Teagan: How do you go about designing a script style/alphabet for a new alien race? Do you use real-world alphabets as a starting point? How much does the description of the race influence your designs? For instance, the Bajoran letters look quite complex whereas Klingon ones are simple and angular.

Michael Okuda: The main thing that I try to do is to give each alien alphabet its own “visual grammar.” No matter how clever your “alphabet” is, if you organize it in groups of two to ten symbols arranged in horizontal rows, it’s going to look like English (or Spanish or Hebrew or French or Russian) when you see it from a distance.

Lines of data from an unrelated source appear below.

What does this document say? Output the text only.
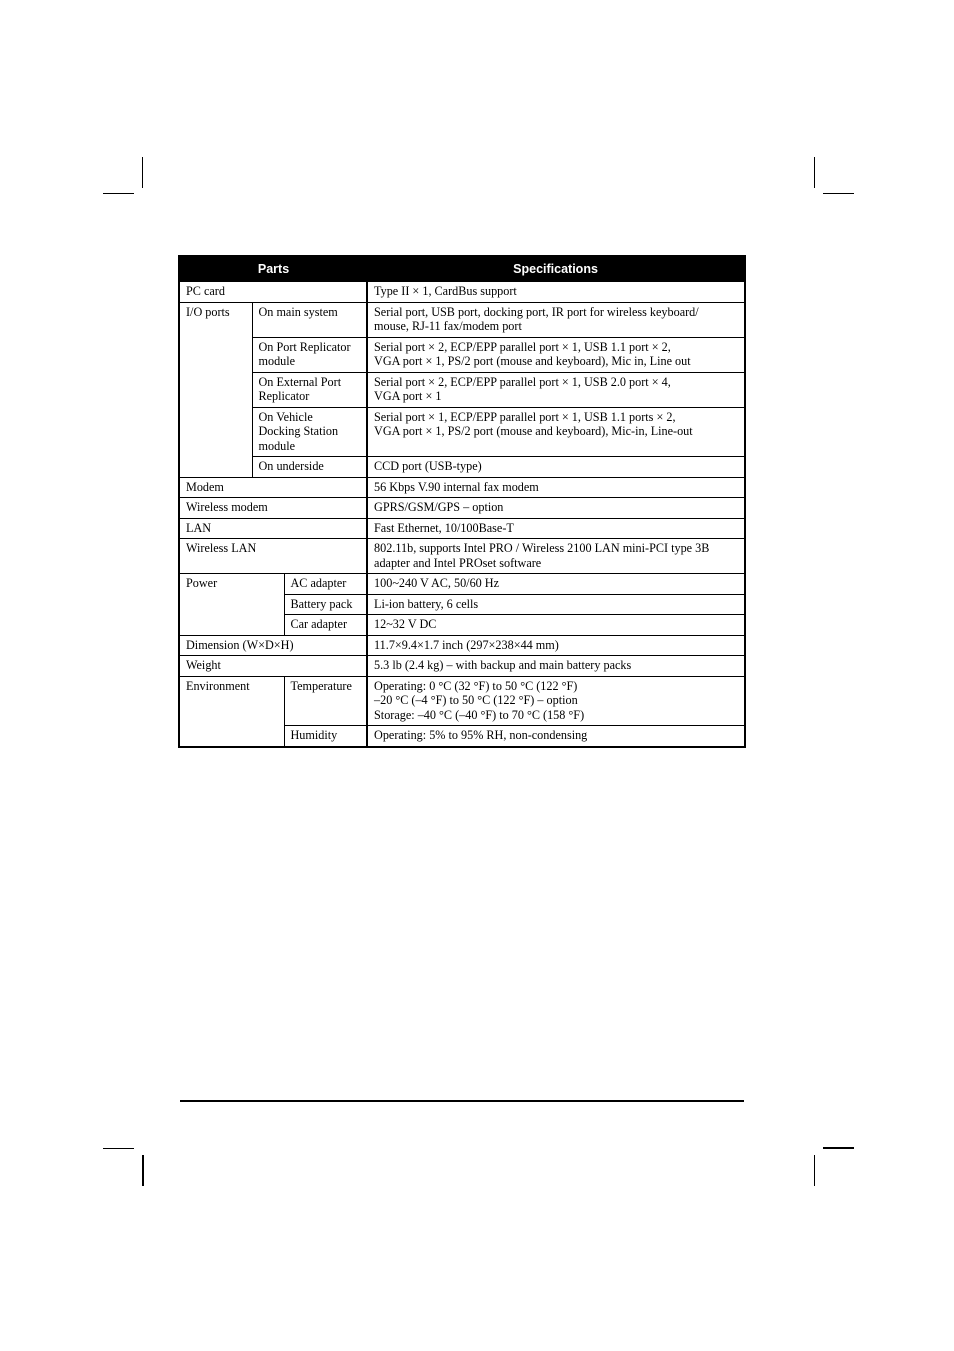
Parts			Specifications
PC card			Type II × 1, CardBus support
I/O ports	On main system		Serial port, USB port, docking port, IR port for wireless keyboard/
mouse, RJ-11 fax/modem port

	On Port Replicator
module		Serial port × 2, ECP/EPP parallel port × 1, USB 1.1 port × 2,
VGA port × 1, PS/2 port (mouse and keyboard), Mic in, Line out

	On External Port
Replicator		Serial port × 2, ECP/EPP parallel port × 1, USB 2.0 port × 4,
VGA port × 1

	On Vehicle
Docking Station
module		Serial port × 1, ECP/EPP parallel port × 1, USB 1.1 ports × 2,
VGA port × 1, PS/2 port (mouse and keyboard), Mic-in, Line-out

	On underside		CCD port (USB-type)
Modem			56 Kbps V.90 internal fax modem
Wireless modem			GPRS/GSM/GPS – option
LAN			Fast Ethernet, 10/100Base-T
Wireless LAN			802.11b, supports Intel PRO / Wireless 2100 LAN mini-PCI type 3B
adapter and Intel PROset software

Power		AC adapter	100~240 V AC, 50/60 Hz
		Battery pack	Li-ion battery, 6 cells
		Car adapter	12~32 V DC
Dimension (W×D×H)			11.7×9.4×1.7 inch (297×238×44 mm)
Weight			5.3 lb (2.4 kg) – with backup and main battery packs
Environment		Temperature	Operating: 0 °C (32 °F) to 50 °C (122 °F)
–20 °C (–4 °F) to 50 °C (122 °F) – option
Storage: –40 °C (–40 °F) to 70 °C (158 °F)

		Humidity	Operating: 5% to 95% RH, non-condensing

Whenever possible, I tried to create a different way to organize and present alien writing.

Teagan: In the Star Trek Encyclopaedia, it once showed four future designs for starships. One is similar to what became the design of Voyager. How was this particular ship design chosen?

Michael Okuda: If you’re talking about the four “Nova” concepts in the Star Trek: TNG Technical Manual, these are things that Rick Sternbach and I came up with. Since Rick designed the Starship Voyager, it’s not surprising that there was some resemblance. Nevertheless, Rick worked very hard to come up with something that he thought looked cool and credible in the Star Trek universe, while satisfying many requirements and suggestions from production designer Richard James as well as our producers. Starship design isn’t easy.

Teagan: I’ve read about your work with the NASA doing the logos of different missions and shuttles. What are your feelings the first time the NASA asked you to work for them? Do you feel that you’re somehow leaving your print in the future or space exploration?

Michael Okuda: Indeed. I’m very proud to have worked with some of the men and women who are working so very hard to explore the real-life frontier of space.

Thank you for the interview Michael, it’s a great honor. Also big thanks goes to questions contributors; Marcus Dickens, Kevin Breeman, Tallis Rhul, Tanjar-Ongra, Alleran Tan, Nathan Baker, Rode Mitchell and Sinda Essen.